Definitions - Stages of Research:
Exploration and discovery means the stage of research that generates hypotheses or theories through new and refined analyses of data, producing observational findings and creating other sources of research-based information. This research stage may include identifying or describing the barriers to and facilitators of improved outcomes of individuals with disabilities, as well as identifying or describing existing practices, programs, or policies that are associated with important aspects of the lives of individuals with disabilities. Results achieved under this stage of research may inform the development of interventions or lead to evaluations of interventions or policies. The results of the exploration and discovery stage of research may also be used to inform decisions or priorities.

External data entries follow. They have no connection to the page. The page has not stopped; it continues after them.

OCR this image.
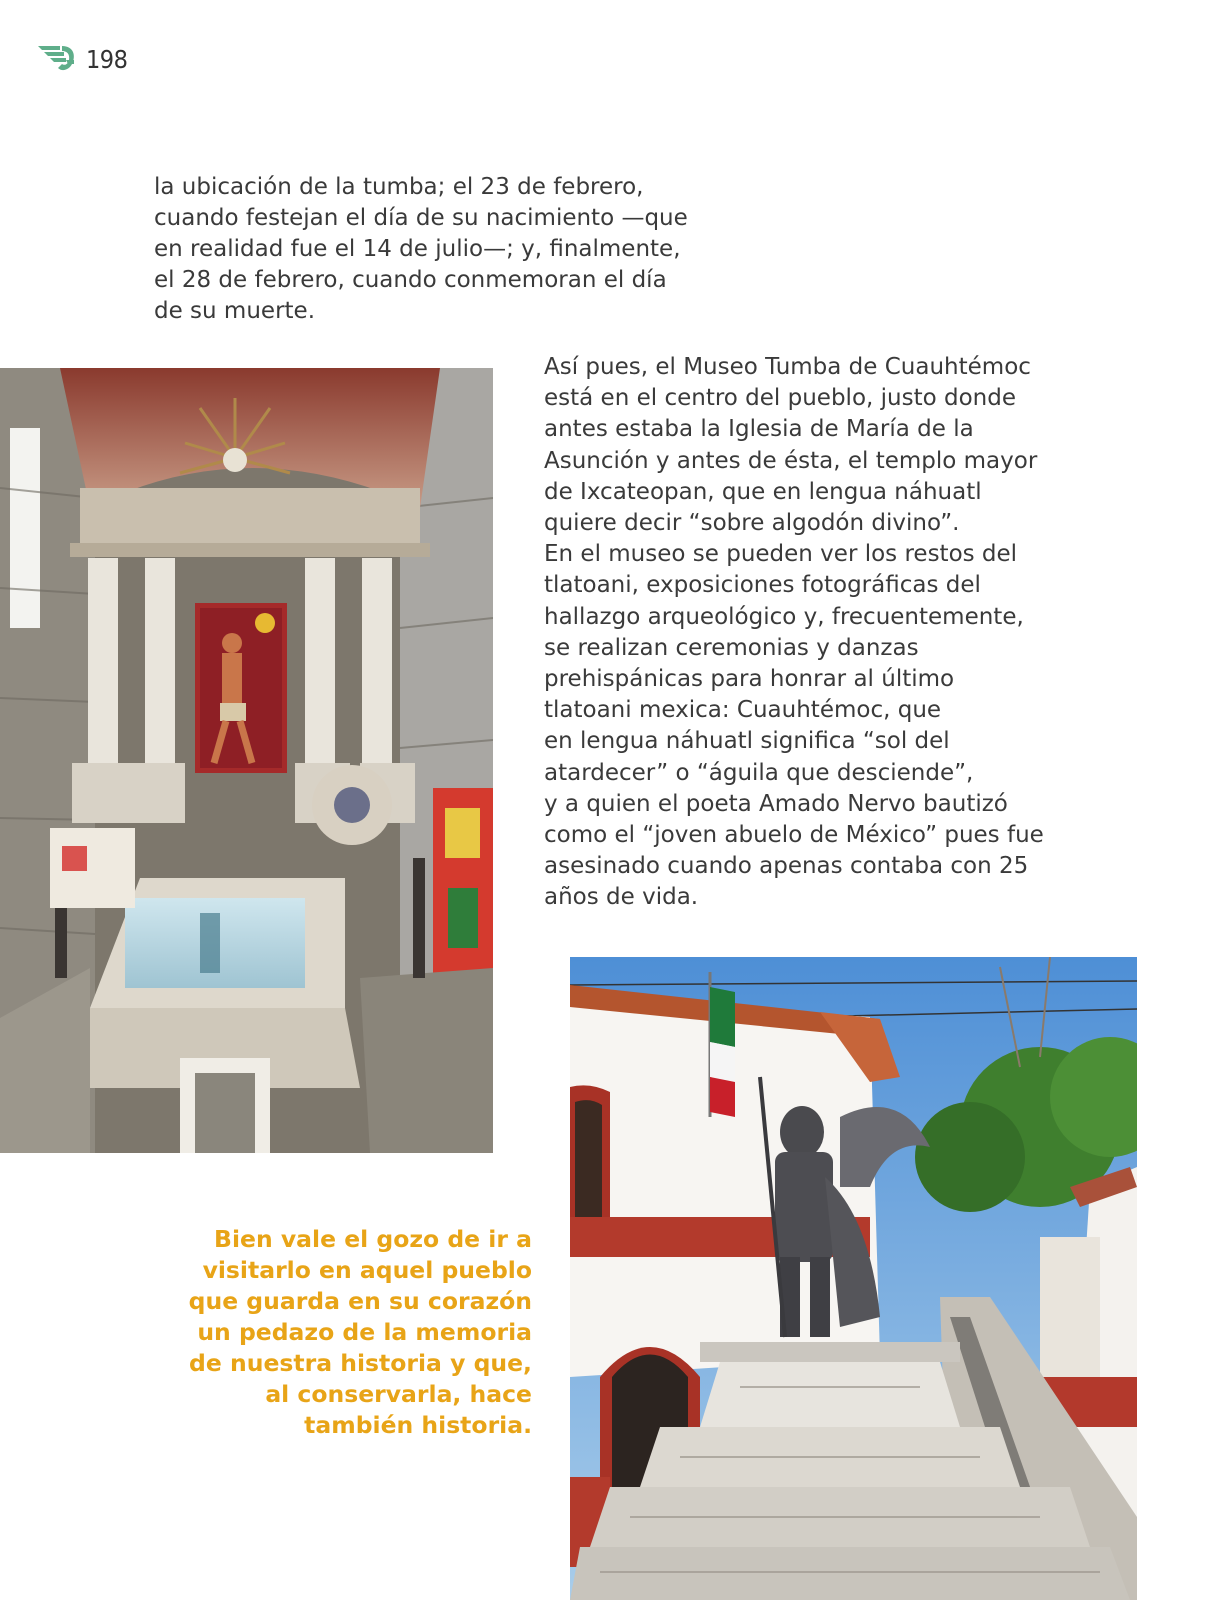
198

la ubicación de la tumba; el 23 de febrero,
cuando festejan el día de su nacimiento —que
en realidad fue el 14 de julio—; y, finalmente,
el 28 de febrero, cuando conmemoran el día
de su muerte.

Así pues, el Museo Tumba de Cuauhtémoc
está en el centro del pueblo, justo donde
antes estaba la Iglesia de María de la
Asunción y antes de ésta, el templo mayor
de Ixcateopan, que en lengua náhuatl
quiere decir “sobre algodón divino”.
En el museo se pueden ver los restos del
tlatoani, exposiciones fotográficas del
hallazgo arqueológico y, frecuentemente,
se realizan ceremonias y danzas
prehispánicas para honrar al último
tlatoani mexica: Cuauhtémoc, que
en lengua náhuatl significa “sol del
atardecer” o “águila que desciende”,
y a quien el poeta Amado Nervo bautizó
como el “joven abuelo de México” pues fue
asesinado cuando apenas contaba con 25
años de vida.

Bien vale el gozo de ir a
visitarlo en aquel pueblo
que guarda en su corazón
un pedazo de la memoria
de nuestra historia y que,
al conservarla, hace
también historia.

Intervention development means the stage of research that focuses on generating and testing interventions that have the potential to improve outcomes for individuals with disabilities. Intervention development involves determining the active components of possible interventions, developing measures that would be required to illustrate outcomes, specifying target populations, conducting field tests, and assessing the feasibility of conducting a well-designed intervention study. Results from this stage of research may be used to inform the design of a study to test the efficacy of an intervention.
Intervention efficacy means the stage of research during which a project evaluates and tests whether an intervention is feasible, practical, and has the potential to yield positive outcomes for individuals with disabilities. Efficacy research may assess the strength of the relationships between an intervention and outcomes and may identify factors or individual characteristics that affect the relationship between the intervention and outcomes. Efficacy research can inform decisions about whether there is sufficient evidence to support “scaling-up” an intervention to other sites and contexts. This stage of research may include assessing the training needed for wide-scale implementation of the intervention and approaches to evaluation of the intervention in real-world applications.
Scale-up evaluation means the stage of research during which a project analyzes whether an intervention is effective in producing improved outcomes for individuals with disabilities when implemented in a real-world setting. During this stage of research, a project tests the outcomes of an evidence-based intervention in different settings. The project examines the challenges to successful replication of the intervention and the circumstances and activities that contribute to successful adoption of the intervention in real-world settings. This stage of research may also include well-designed studies of an intervention that has been widely adopted in practice, but lacks a sufficient evidence base to demonstrate its effectiveness.